The committee, made up of about 10 supporters and led by Chandler Unified School District governing board member Robert Rice, is looking at what needs to be done to assure the maintenance and operations override stays in place.
The last campaign Rice led was for a district bond election that passed with 72 percent of the votes.
“We felt it had pretty good support so we didn’t do too much fundraising and really didn’t have to do too much campaigning,” he said.
But across Arizona last fall, voters turned down 44 percent of school requests for maintenance and operation overrides, Kindergarten-through-third grade overrides, capital outlay overrides and bonds, according to the Arizona Tax Research Association Web site.
Based on that, Rice said the group will be more active.
“We’re probably a little more concerned this time,” Rice said. “We probably will be a little more active in signs and mailings this year than we have in prior campaigns.”
On Wednesday, the governing board approved a “pro statement” to be placed on the election pamphlet about the override.
Governing boards planning to place a maintenance and operations override or renewal on the ballot have until 5 p.m. Aug. 6 to file a pro statement with the Maricopa County Superintendent of Schools.
In the East Valley, Higley Unified School District is asking voters to renew a maintenance and operations override in the fall. The Tempe Union High School District is asking voters to approve an override voters turned down last November.
Rice said one reason voters may have turned down overrides last fall was because of rising property values and a lack of understanding about how overrides work.

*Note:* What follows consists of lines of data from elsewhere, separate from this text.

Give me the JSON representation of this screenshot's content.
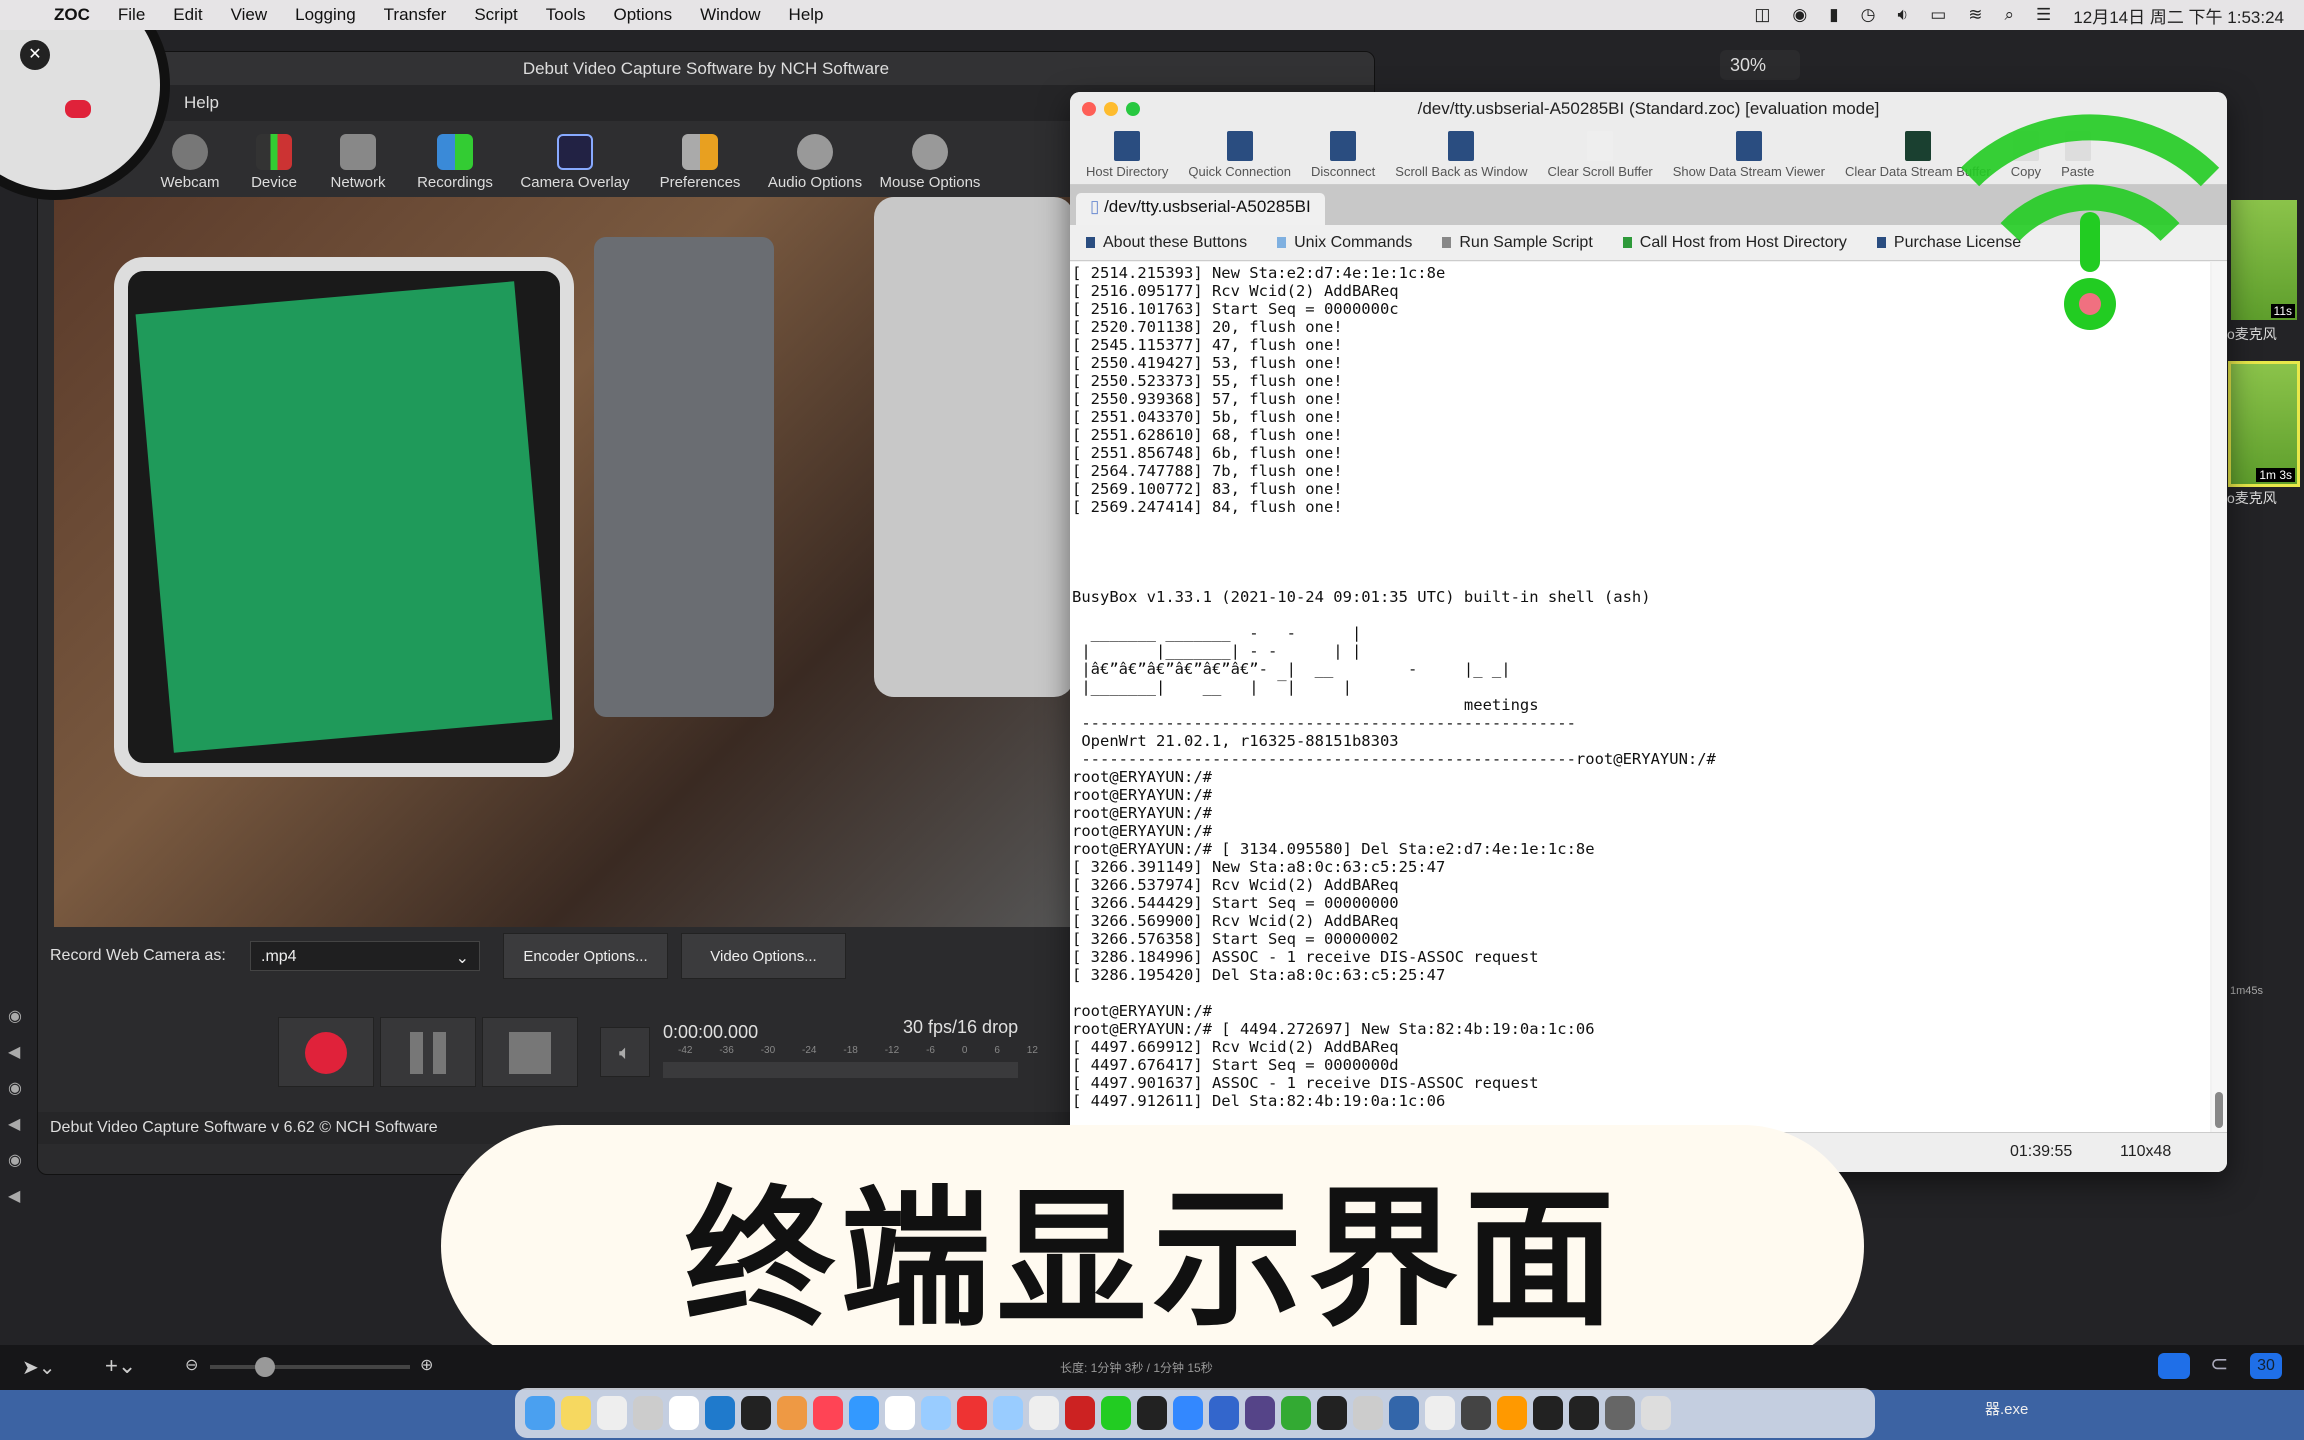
{
  "menubar": {
    "app": "ZOC",
    "items": [
      "File",
      "Edit",
      "View",
      "Logging",
      "Transfer",
      "Script",
      "Tools",
      "Options",
      "Window",
      "Help"
    ],
    "clock": "12月14日 周二 下午 1:53:24"
  },
  "editor": {
    "zoom": "30%",
    "timeline_length": "长度: 1分钟 3秒 / 1分钟 15秒",
    "thumbs": [
      {
        "duration": "11s",
        "label": "o麦克风"
      },
      {
        "duration": "1m 3s",
        "label": "o麦克风"
      }
    ],
    "bottom_badge": "30",
    "timecode_right": "1m45s"
  },
  "debut": {
    "title": "Debut Video Capture Software by NCH Software",
    "menu_help": "Help",
    "toolbar": [
      "Webcam",
      "Device",
      "Network",
      "Recordings",
      "Camera Overlay",
      "Preferences",
      "Audio Options",
      "Mouse Options"
    ],
    "record_as_label": "Record Web Camera as:",
    "format": ".mp4",
    "encoder_btn": "Encoder Options...",
    "video_btn": "Video Options...",
    "time": "0:00:00.000",
    "fps": "30 fps/16 drop",
    "meter_ticks": [
      "-42",
      "-36",
      "-30",
      "-24",
      "-18",
      "-12",
      "-6",
      "0",
      "6",
      "12"
    ],
    "status": "Debut Video Capture Software v 6.62 © NCH Software"
  },
  "zoc": {
    "title": "/dev/tty.usbserial-A50285BI (Standard.zoc) [evaluation mode]",
    "toolbar": [
      "Host Directory",
      "Quick Connection",
      "Disconnect",
      "Scroll Back as Window",
      "Clear Scroll Buffer",
      "Show Data Stream Viewer",
      "Clear Data Stream Buffer",
      "Copy",
      "Paste"
    ],
    "tab": "/dev/tty.usbserial-A50285BI",
    "buttons": [
      {
        "label": "About these Buttons",
        "color": "#2a4d80"
      },
      {
        "label": "Unix Commands",
        "color": "#7fb0e0"
      },
      {
        "label": "Run Sample Script",
        "color": "#888888"
      },
      {
        "label": "Call Host from Host Directory",
        "color": "#2e9a3a"
      },
      {
        "label": "Purchase License",
        "color": "#2a4d80"
      }
    ],
    "terminal": "[ 2514.215393] New Sta:e2:d7:4e:1e:1c:8e\n[ 2516.095177] Rcv Wcid(2) AddBAReq\n[ 2516.101763] Start Seq = 0000000c\n[ 2520.701138] 20, flush one!\n[ 2545.115377] 47, flush one!\n[ 2550.419427] 53, flush one!\n[ 2550.523373] 55, flush one!\n[ 2550.939368] 57, flush one!\n[ 2551.043370] 5b, flush one!\n[ 2551.628610] 68, flush one!\n[ 2551.856748] 6b, flush one!\n[ 2564.747788] 7b, flush one!\n[ 2569.100772] 83, flush one!\n[ 2569.247414] 84, flush one!\n\n\n\n\nBusyBox v1.33.1 (2021-10-24 09:01:35 UTC) built-in shell (ash)\n\n  _______ _______  -   -      |\n |       |_______| - -      | |\n |â€”â€”â€”â€”â€”â€”-  |  __        -     |_ _|\n |_______|    __   |  ‾|     |\n                                          meetings\n -----------------------------------------------------\n OpenWrt 21.02.1, r16325-88151b8303\n -----------------------------------------------------root@ERYAYUN:/#\nroot@ERYAYUN:/#\nroot@ERYAYUN:/#\nroot@ERYAYUN:/#\nroot@ERYAYUN:/#\nroot@ERYAYUN:/# [ 3134.095580] Del Sta:e2:d7:4e:1e:1c:8e\n[ 3266.391149] New Sta:a8:0c:63:c5:25:47\n[ 3266.537974] Rcv Wcid(2) AddBAReq\n[ 3266.544429] Start Seq = 00000000\n[ 3266.569900] Rcv Wcid(2) AddBAReq\n[ 3266.576358] Start Seq = 00000002\n[ 3286.184996] ASSOC - 1 receive DIS-ASSOC request\n[ 3286.195420] Del Sta:a8:0c:63:c5:25:47\n\nroot@ERYAYUN:/#\nroot@ERYAYUN:/# [ 4494.272697] New Sta:82:4b:19:0a:1c:06\n[ 4497.669912] Rcv Wcid(2) AddBAReq\n[ 4497.676417] Start Seq = 0000000d\n[ 4497.901637] ASSOC - 1 receive DIS-ASSOC request\n[ 4497.912611] Del Sta:82:4b:19:0a:1c:06\n\nroot@ERYAYUN:/#",
    "status_time": "01:39:55",
    "status_size": "110x48"
  },
  "caption": "终端显示界面",
  "dock_label": "器.exe",
  "colors": {
    "accent_green": "#22cc22",
    "record_red": "#e0223a",
    "badge_blue": "#1f6fe8"
  }
}
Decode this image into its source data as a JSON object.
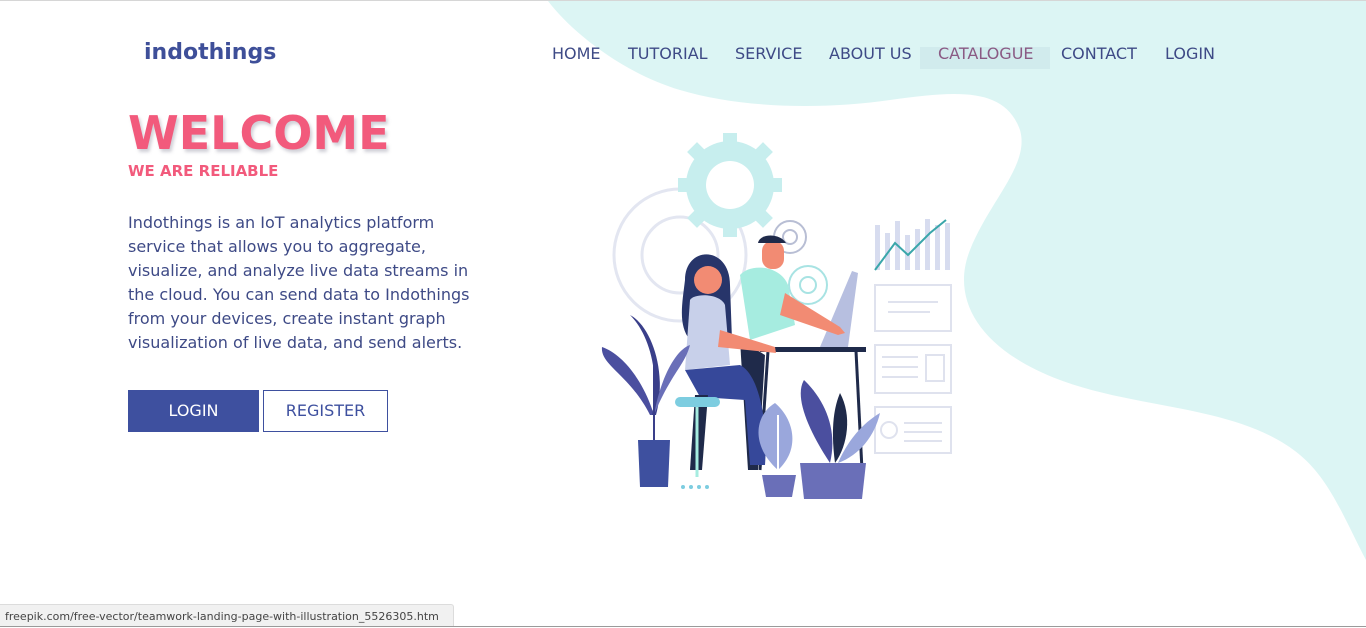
{
  "brand": {
    "name": "indothings"
  },
  "nav": {
    "items": [
      {
        "label": "HOME"
      },
      {
        "label": "TUTORIAL"
      },
      {
        "label": "SERVICE"
      },
      {
        "label": "ABOUT US"
      },
      {
        "label": "CATALOGUE"
      },
      {
        "label": "CONTACT"
      },
      {
        "label": "LOGIN"
      }
    ],
    "active_index": 4
  },
  "hero": {
    "title": "WELCOME",
    "tagline": "WE ARE RELIABLE",
    "description": "Indothings is an IoT analytics platform service that allows you to aggregate, visualize, and analyze live data streams in the cloud. You can send data to Indothings from your devices, create instant graph visualization of live data, and send alerts.",
    "login_label": "LOGIN",
    "register_label": "REGISTER"
  },
  "status_bar": {
    "url": "freepik.com/free-vector/teamwork-landing-page-with-illustration_5526305.htm"
  },
  "colors": {
    "brand": "#3e4f99",
    "accent": "#f25a7c",
    "blob": "#dcf5f4",
    "nav_text": "#3e4a86",
    "nav_active": "#8a5a84"
  },
  "icons": [
    "gear-icon",
    "line-chart-icon",
    "document-icon",
    "plant-icon"
  ]
}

“Our property values have come down a little more so it probably won’t be as much of an issue,” he said.
The maintenance and operations override allows the district to spend up to 10 percent above its state-mandated limit. Those funds help pay for salaries and supplies.
For the 2009-10 school year, the override is projected to add more than $19 million to the budget. It was approved Nov. 3, 2004. An override is in place for seven years, with voters asked after five years to renew it.
The last time Chandler voters turned down an override request was 20 years ago. After that happened, a contingency fund was started. There is now about $10 million in the fund, which could be used the first year if voters reject the appeal, the district’s chief financial officer, Joel Wirth, told the governing board during a meeting last month.
If voters reject a second override request, the district could have to look at cuts in staff, Wirth said.